Herein, we consolidated three established ciliary databases: The Syscilia Gold Standard, CiliaCarta, and Cildb [1,2] with two ciliogenesis modulator screens [3, 4] to generate a curated ciliome. Expression of genes that make up the ciliome was then profiled across various embryonic tissues and time points to test the hypothesis that the ciliome is heterogenous throughout development.

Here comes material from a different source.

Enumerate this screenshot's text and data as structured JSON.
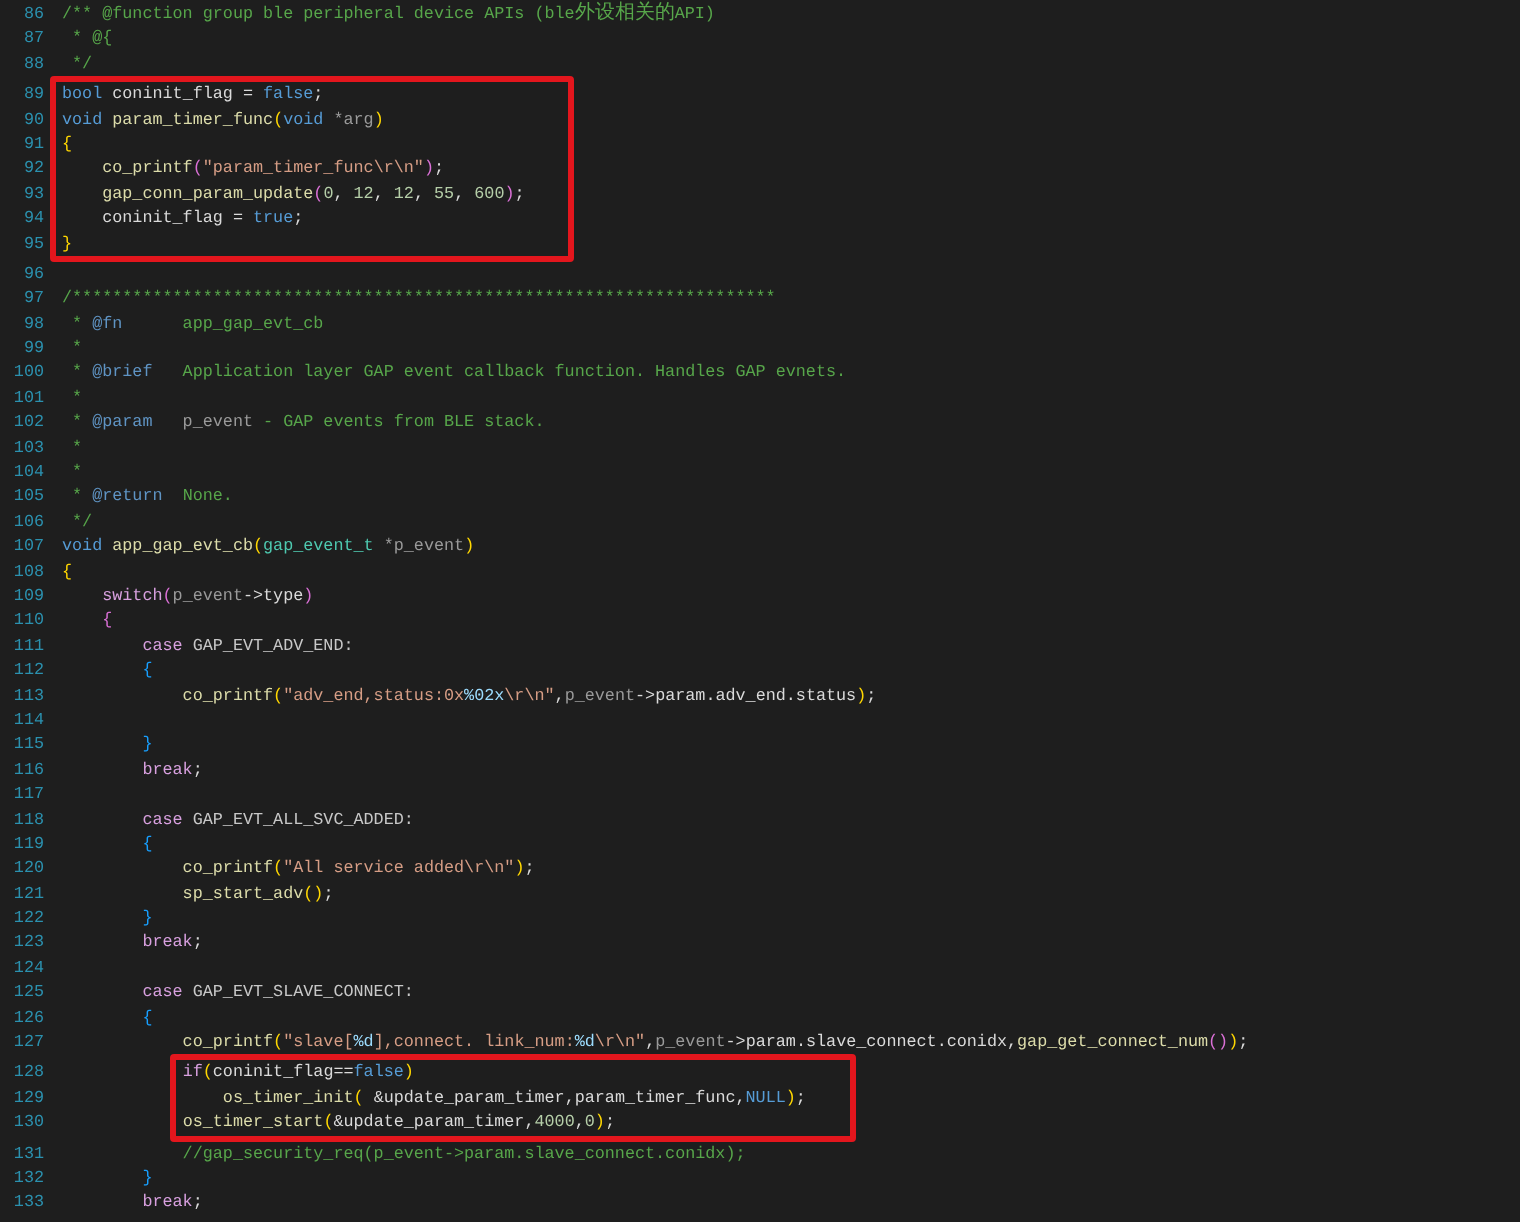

Here, we provide access to our transcriptomics resources detailing tissue-specific ciliome heterogeneity in an easily searchable database.

  1. Arnaiz, O., et al., Remodeling Cildb, a popular database for cilia and links for ciliopathies. Cilia, 2014. 3: p. 9.
  2. Arnaiz, O., et al., Cildb: a knowledgebase for centrosomes and cilia. Database (Oxford), 2009. 2009: p. bap022.
  3. Kim, J., et al., Functional genomic screen for modulators of ciliogenesis and cilium length. Nature, 2010. 464(7291): p. 1048-51.
  4. Wheway, G., et al., An siRNA-based functional genomics screen for the identification of regulators of ciliogenesis and ciliopathy genes. Nat Cell Biol, 2015. 17(8): p. 1074-1087.